Having emailed the council on September 6, she is yet to hear back at the time of writing, and is currently getting her daughter to school late every day after taking her eldest two children to school and then waiting for a mini bus to take her son to his school. She said: “I’m so stressed out, my life is very stressful anyway, but I’ve lost sleep over it.  “I’m crying a lot, because I’m so emotional. It’s extra stuff I just don’t need. My life’s already hard and I have to fight for the things that should just be easy to get considering my circumstances.”

A Surrey County Council spokesperson confirmed that as of September 20, there were 529 school transport applications being processed, of which 196 were received before the start of the academic year.
There were 149 families who had had their eligibility confirmed but had not yet had transport scheduled.
These families had been offered temporary financial allowances in order to make alternative arrangements.
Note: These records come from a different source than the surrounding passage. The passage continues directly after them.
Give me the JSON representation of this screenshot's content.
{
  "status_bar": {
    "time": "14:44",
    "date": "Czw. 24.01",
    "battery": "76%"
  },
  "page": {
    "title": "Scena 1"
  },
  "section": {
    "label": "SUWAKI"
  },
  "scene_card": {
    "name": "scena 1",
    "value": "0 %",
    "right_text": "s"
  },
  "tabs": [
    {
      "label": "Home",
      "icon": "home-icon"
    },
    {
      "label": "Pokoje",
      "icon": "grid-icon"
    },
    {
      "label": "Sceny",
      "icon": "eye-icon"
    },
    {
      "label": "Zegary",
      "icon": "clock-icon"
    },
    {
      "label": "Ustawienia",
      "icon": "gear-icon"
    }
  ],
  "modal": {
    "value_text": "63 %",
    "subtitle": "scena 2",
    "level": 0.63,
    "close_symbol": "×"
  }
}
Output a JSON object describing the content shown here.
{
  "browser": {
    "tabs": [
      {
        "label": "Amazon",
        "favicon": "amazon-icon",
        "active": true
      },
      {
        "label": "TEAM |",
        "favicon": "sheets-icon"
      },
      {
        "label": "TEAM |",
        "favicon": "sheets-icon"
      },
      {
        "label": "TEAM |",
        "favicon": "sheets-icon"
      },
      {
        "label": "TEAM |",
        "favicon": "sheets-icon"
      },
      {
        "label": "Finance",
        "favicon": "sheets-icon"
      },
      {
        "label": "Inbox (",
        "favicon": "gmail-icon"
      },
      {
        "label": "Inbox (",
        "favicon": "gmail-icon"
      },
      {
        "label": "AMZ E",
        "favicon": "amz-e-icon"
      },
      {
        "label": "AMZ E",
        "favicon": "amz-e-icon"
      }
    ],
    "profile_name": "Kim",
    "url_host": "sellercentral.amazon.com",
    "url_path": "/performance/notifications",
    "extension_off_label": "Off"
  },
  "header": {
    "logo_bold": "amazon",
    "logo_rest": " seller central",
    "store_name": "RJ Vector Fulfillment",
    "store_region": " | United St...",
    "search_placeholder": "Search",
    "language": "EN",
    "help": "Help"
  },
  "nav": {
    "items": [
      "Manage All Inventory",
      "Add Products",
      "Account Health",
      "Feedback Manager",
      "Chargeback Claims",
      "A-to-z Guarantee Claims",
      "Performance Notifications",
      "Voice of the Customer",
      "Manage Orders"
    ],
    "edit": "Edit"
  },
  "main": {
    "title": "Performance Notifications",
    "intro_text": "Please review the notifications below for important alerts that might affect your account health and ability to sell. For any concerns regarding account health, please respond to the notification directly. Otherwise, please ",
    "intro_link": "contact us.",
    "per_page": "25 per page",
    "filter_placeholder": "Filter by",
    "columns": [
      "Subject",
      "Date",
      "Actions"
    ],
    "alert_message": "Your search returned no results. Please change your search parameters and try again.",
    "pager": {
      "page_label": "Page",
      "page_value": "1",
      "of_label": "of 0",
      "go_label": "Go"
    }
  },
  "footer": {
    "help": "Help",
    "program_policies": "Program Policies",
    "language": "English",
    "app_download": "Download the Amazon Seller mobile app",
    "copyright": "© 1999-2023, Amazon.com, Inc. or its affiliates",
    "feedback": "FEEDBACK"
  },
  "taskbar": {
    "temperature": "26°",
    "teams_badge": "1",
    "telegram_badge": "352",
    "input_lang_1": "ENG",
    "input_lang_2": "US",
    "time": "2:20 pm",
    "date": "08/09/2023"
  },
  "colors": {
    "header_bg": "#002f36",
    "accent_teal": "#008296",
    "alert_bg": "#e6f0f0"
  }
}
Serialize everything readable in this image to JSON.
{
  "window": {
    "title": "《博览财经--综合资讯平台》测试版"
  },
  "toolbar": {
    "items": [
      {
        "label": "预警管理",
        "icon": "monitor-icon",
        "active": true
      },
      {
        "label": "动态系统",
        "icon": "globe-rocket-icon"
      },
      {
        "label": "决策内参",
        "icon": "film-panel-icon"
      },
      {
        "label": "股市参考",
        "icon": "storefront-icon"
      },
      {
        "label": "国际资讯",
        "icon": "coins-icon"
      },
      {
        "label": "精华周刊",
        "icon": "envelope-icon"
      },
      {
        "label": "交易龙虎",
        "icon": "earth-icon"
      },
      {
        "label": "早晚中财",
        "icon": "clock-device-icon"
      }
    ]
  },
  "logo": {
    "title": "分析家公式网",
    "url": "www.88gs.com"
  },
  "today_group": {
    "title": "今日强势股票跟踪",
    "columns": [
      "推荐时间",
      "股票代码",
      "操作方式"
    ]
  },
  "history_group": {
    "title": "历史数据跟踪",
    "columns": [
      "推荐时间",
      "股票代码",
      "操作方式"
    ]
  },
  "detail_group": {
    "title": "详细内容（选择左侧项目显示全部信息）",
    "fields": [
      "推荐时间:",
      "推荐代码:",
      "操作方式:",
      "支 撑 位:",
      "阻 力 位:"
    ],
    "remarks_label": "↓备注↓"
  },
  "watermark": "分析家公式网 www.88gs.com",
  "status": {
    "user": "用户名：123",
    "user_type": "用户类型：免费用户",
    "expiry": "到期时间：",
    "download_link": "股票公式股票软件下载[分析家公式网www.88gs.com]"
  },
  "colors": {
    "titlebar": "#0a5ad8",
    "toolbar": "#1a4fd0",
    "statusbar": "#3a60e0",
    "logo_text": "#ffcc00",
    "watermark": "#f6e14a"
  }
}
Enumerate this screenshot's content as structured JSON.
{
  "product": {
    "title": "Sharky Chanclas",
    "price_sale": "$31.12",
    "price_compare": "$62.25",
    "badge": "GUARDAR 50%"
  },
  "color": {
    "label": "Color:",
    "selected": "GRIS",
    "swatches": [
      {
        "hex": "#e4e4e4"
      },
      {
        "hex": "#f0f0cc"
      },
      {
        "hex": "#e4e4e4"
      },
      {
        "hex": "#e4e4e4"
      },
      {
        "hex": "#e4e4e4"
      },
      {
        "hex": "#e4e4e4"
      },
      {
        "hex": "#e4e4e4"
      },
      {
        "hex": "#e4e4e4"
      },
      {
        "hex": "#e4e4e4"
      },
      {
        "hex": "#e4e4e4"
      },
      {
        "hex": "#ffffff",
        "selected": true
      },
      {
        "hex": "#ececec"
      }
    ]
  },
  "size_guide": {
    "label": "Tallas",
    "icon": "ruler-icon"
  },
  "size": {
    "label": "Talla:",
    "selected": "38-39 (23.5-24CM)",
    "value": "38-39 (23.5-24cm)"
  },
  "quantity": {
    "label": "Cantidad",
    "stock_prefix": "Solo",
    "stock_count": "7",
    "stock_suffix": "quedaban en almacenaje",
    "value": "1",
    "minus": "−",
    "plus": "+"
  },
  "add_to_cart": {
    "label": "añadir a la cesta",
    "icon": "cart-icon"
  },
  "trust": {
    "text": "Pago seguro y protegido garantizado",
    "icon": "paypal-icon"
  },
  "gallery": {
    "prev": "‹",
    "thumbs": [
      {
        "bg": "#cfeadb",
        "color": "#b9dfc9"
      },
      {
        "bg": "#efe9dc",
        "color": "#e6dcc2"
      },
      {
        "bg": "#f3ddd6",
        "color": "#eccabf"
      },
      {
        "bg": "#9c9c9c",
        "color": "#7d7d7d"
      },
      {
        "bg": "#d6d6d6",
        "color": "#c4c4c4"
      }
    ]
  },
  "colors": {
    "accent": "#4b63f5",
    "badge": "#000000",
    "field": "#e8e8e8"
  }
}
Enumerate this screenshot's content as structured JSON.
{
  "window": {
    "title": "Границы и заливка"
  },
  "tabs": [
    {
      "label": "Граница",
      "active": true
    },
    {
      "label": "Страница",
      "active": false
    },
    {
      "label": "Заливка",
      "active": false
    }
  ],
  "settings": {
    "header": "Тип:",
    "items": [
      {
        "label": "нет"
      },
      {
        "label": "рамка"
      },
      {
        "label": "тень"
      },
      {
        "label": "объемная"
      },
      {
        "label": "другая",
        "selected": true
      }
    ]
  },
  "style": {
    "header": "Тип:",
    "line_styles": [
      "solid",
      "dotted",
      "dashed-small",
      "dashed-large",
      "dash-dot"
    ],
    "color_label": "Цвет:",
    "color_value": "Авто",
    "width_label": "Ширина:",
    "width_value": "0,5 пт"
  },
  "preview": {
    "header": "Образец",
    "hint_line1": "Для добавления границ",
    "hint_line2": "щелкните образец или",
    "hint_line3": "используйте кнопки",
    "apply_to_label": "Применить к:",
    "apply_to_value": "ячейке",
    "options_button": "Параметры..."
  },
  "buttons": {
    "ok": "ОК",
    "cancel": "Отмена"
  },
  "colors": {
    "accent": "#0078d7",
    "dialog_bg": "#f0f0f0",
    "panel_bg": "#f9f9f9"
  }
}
As well as this, there are currently 141 families going through an appeal process for school transport, which the spokesperson said the independent appeal team were working through at an increased rate in order to process them as quickly as possible.

The spokesperson said they could not comment on any individual children, but the council “would like to sincerely apologise to anyone experiencing delays” with their applications.  They added: “As with many services nationally we are dealing with complex and significant challenges, particularly with driver shortages in some areas.  “We are concerned about the delays some families are facing and are taking urgent steps to address this by increasing staffing resources and offering temporary financial allowances to enable families to make alternative arrangements, where possible.  We are determined to do everything we can to support children and young people that need us most. We know how important it is for children and young people to have access to their education setting and we are working tirelessly to manage increased demand and address issues.”